Winter cropping is not a problem environmentally on the farm because Brent despises it with a passion and has refused to use it in the winter feed budget.

“I’m quite anti-cropping, apart from summer turnips. It’s all work and mess.”

Instead, they stick with winter grass and hay to feed the cows that remain at home or go out to grazing. About 100 cows usually head to a friend’s Seddon property for winter, depending on the season and if there’s enough feed there. Two hundred cows – or 300 if none have gone to Seddon – are walked 10km up the valley toward Tennyson Inlet where they winter with another grazier. On May 1, the in-calf heifers come home for a winter on grass and hay, settling into the farm before they begin their first milking season.

Ongoing succession planning

Next year, the Morrison family will have farmed their piece of land in the Rai Valley for 100 years. It has expanded many times over the decades as neighbouring blocks became available and each generation made their stamp on the land. An ageing dairy slowly eroding into the landscape and a faded barn-red woolshed that has not seen a sheep for a few decades, are part of the family’s story.

Which is why the farm is important to the family and part of the challenge when it comes to succession. Brent and Caralyn had four sons who were all told to leave the farm after they finished school and ‘do what they wanted to do’.

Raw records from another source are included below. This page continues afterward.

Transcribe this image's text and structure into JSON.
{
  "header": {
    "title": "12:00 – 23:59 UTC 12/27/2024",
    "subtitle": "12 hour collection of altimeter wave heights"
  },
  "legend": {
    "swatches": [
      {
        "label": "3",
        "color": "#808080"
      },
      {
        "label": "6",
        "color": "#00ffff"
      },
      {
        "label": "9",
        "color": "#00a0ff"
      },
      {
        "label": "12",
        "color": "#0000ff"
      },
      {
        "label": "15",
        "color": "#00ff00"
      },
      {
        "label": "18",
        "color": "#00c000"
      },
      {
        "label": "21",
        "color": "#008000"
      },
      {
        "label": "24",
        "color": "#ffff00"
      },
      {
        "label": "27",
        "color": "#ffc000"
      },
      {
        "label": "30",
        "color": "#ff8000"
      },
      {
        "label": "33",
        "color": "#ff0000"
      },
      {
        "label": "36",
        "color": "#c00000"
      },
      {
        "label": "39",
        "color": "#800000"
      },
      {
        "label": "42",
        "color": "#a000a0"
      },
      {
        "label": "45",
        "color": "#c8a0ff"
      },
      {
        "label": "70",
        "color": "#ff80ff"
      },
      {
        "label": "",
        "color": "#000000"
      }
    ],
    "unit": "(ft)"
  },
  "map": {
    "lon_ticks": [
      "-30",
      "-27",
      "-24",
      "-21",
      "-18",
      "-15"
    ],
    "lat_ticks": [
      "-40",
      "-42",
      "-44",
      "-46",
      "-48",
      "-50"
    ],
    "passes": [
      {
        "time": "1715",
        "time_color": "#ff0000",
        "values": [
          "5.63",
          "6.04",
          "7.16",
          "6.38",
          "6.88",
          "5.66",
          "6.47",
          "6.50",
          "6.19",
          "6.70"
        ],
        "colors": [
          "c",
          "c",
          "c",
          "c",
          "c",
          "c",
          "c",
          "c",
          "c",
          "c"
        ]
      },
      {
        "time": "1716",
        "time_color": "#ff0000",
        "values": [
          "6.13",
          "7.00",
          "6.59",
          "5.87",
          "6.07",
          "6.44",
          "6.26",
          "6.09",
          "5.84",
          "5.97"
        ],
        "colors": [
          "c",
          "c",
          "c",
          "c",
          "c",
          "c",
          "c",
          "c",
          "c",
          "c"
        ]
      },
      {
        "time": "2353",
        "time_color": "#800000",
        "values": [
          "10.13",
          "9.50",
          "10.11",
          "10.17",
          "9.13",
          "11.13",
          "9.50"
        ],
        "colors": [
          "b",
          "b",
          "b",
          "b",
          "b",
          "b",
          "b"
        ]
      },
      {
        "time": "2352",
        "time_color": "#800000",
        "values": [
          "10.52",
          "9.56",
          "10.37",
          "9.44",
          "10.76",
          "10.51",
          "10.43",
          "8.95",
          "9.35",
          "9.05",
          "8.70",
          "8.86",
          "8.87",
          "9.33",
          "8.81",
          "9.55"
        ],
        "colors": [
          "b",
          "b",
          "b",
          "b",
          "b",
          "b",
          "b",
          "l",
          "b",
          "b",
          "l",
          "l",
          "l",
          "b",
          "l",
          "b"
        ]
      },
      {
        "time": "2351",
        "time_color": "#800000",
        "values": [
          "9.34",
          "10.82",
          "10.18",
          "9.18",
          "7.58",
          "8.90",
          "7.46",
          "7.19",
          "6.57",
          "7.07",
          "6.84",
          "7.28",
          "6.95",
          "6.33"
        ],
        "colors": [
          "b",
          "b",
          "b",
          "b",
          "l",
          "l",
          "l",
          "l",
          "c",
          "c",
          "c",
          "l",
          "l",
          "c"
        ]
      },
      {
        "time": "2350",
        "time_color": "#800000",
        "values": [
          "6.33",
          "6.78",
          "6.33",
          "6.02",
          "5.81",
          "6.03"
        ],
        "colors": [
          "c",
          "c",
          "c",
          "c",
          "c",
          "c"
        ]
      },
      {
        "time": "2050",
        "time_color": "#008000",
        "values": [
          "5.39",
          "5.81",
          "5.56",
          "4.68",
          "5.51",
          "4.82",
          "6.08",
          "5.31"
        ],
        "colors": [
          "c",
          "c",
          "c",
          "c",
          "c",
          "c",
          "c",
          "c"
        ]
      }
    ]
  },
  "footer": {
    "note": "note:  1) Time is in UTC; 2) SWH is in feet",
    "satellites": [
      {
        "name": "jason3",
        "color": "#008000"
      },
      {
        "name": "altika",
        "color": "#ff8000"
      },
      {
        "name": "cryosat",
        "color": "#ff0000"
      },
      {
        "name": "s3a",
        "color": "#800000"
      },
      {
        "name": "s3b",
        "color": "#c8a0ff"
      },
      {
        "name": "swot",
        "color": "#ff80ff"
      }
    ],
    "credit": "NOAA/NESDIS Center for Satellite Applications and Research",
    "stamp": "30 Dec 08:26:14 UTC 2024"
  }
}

Hamish gained a degree in surveying and headed off overseas to work with oil and gas projects. Justin became a fitter and welder, Dale a builder who has been working in mining in Western Australia and Adam works in human resources in London. When Caralyn became unwell, Hamish headed home, helped on the farm for a few months and never left. He found he enjoyed the work and it was the ideal fit for a young family with his wife, Lee.

This is their second year contract milking on the family farm with the agreement based on a fixed price per kilogram of milksolids. Meanwhile, Justin, has found his niche with the beef and forestry aspects of the business and takes charge of the runoffs. For several years, Brent has been enlisting the help of a professional for succession planning and once a year there is a family meeting with all four sons, either personally or via Skype.

“I’m quite passionate about keeping the farm in the family because we’ve been here 100 years next year. But the longer you go on, the more difficult it gets because more people are involved. The easiest succession plan is to sell everything and give them equal shares.

“I’ve deliberately expanded forestry and runoffs because it gives us options. It gives me ways of dividing it up without stuffing it up. It’s a considerable challenge and that’s why you need those professionals.”

The forestry is another income stream for the business, but it also provides the means to pay lump sums of debt which in turn will make it easier to divide the assets, if not equally, at least fairly.

“The toughest thing is to be fair, which doesn’t mean equal. There has to be some give and take.”

When the business bought the latest 30ha of forestry, all four sons were asked for their thoughts on the purchase and how they thought it fit with the succession plan.

Brent has bought himself a house in Nelson where he may eventually retire, but he is not going anywhere soon and will not require much more capital himself. He says a good relationship with his bank manager has been crucial for the family’s succession plan as well. For the past 20 years he has had the same bank manager, which he recognises as fortunate, which means decisions can be made quickly – which is often necessary with land purchases such as the 30ha of forestry.

Whether it is the bank manager, independent professional or different members of the family, he says communication is the key to making the relationships and the succession plan work.